Tori : Elle va très bien, merci de t'en préoccuper ! ^^ En tout cas, si on y pense, peu de temps s'est écoulé. Je veux dire : au début du chapitre, Alfred cherche Matthew et il ne le trouve qu'à la fin. Ce qui fait qu'au début, je pensais introduire le prochain personnage (vous devinez tous qui c'est n'est-ce-pas ?) au prochain chapitre mais en fin de compte, beaucoup plus de temps doit passer. Parce que là ça fait « Un jour par chapitre » (et encore, parce que bon… 9 jours ne se sont pas passés : on a accéléré le 4e jour et on a remonté d'un jour aussi).
En gros je pensais introduire Antonio et Ivan assez rapidement, mais en fin de compte, avant d'introduire Antonio, il faut installer une routine entre les personnages, voyager (et j'ai pas envie de mettre plein de « *.*.* » pour faire énormément de sauts dans le temps), et puis seulement je peux introduire Antonio dans le bon contexte (ou plutôt m'arranger pour que la chance d'Antonio ne soit pas totalement absurde et sortie de nulle part).
Ensuite si j'introduis Ivan de la manière dont je veux l'introduire, ça va tout gâcher. Parce que… Parce que le rythme va être perturbé et je suis sûre que, comme moi, vous avez très envie de voir (faire, pour moi) du SpaMano !

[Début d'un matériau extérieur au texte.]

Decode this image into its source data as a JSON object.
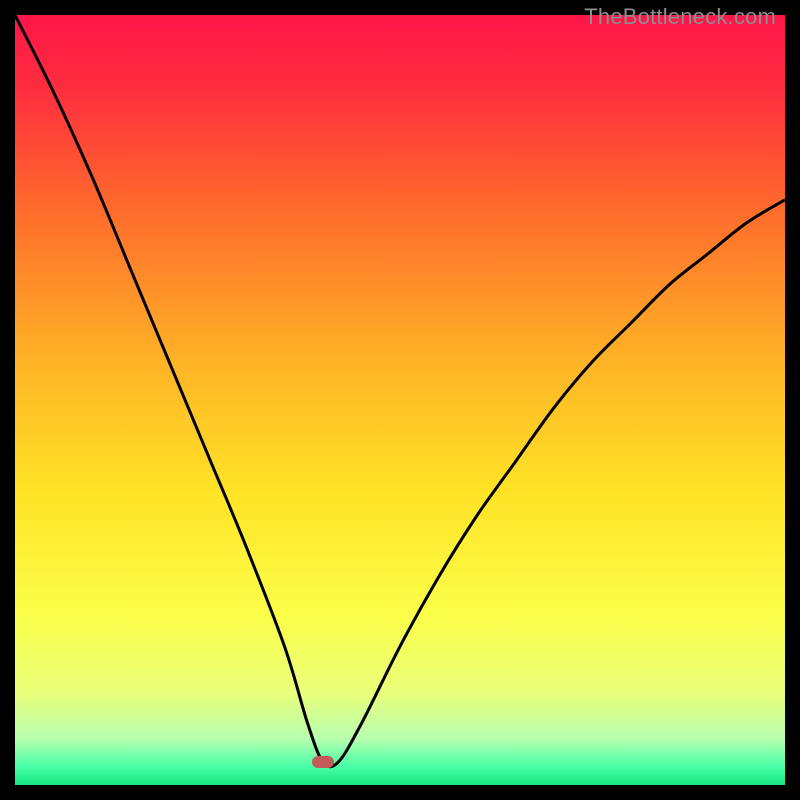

Donc en fait je vais essayer d'être plus ou moins réaliste dans la durée du voyage en me renseignant si j'y arrive et… Eh bien on verra ? Souhaitez-moi bonne chance tout le monde ? ^^ Même mentalement ça me va, parce que de toute façon, je suis vraiment motivée !
D'ailleurs avant de finir le chapitre, deux choses à dire : Je risque de profiter un peu du rating T parce que même si c'est gentil à cause du manque d'action et de combats, je pense que je n'essayerai pas de me retenir pour les combats. Maintenant je suis nulle pour écrire des scènes de combat donc on verra ce que ça donne. En tout cas si la fanfiction est T juste à cause d'une scène, je ne suis pas sûre d'apprécier alors… *Réfléchit* D'un autre côté, j'peux m'amuser avec Arthur peut-être un peu sadique sur les bords… On verra ^^
Et donc deuxième chose avant de laisser Francis terminer ce chapitre: Ah oui *Avait oublié*, vous avez remarqué comment j'oublie de faire manger mes personnages ? x'D Je sais pas si c'est supposé s'améliorer au bout d'un moment parce que dans la vie courante j'oublie moi-même de manger alors…
Francis : C'est mon tour, je suppose ?
Tori : Hai, hai. Je compte sur toi pour ne pas sortir n'importe quoi alors.
Francis : Bien sûr que non. *Se tourne vers les lecteurs* Je suppose que nous nous reverrons au prochain chapitre pour un chapitre, espérons-le, plus sympathique et moins dramatique. *Regarde Tori* Et j'espère apparaître un peu plus, aussi.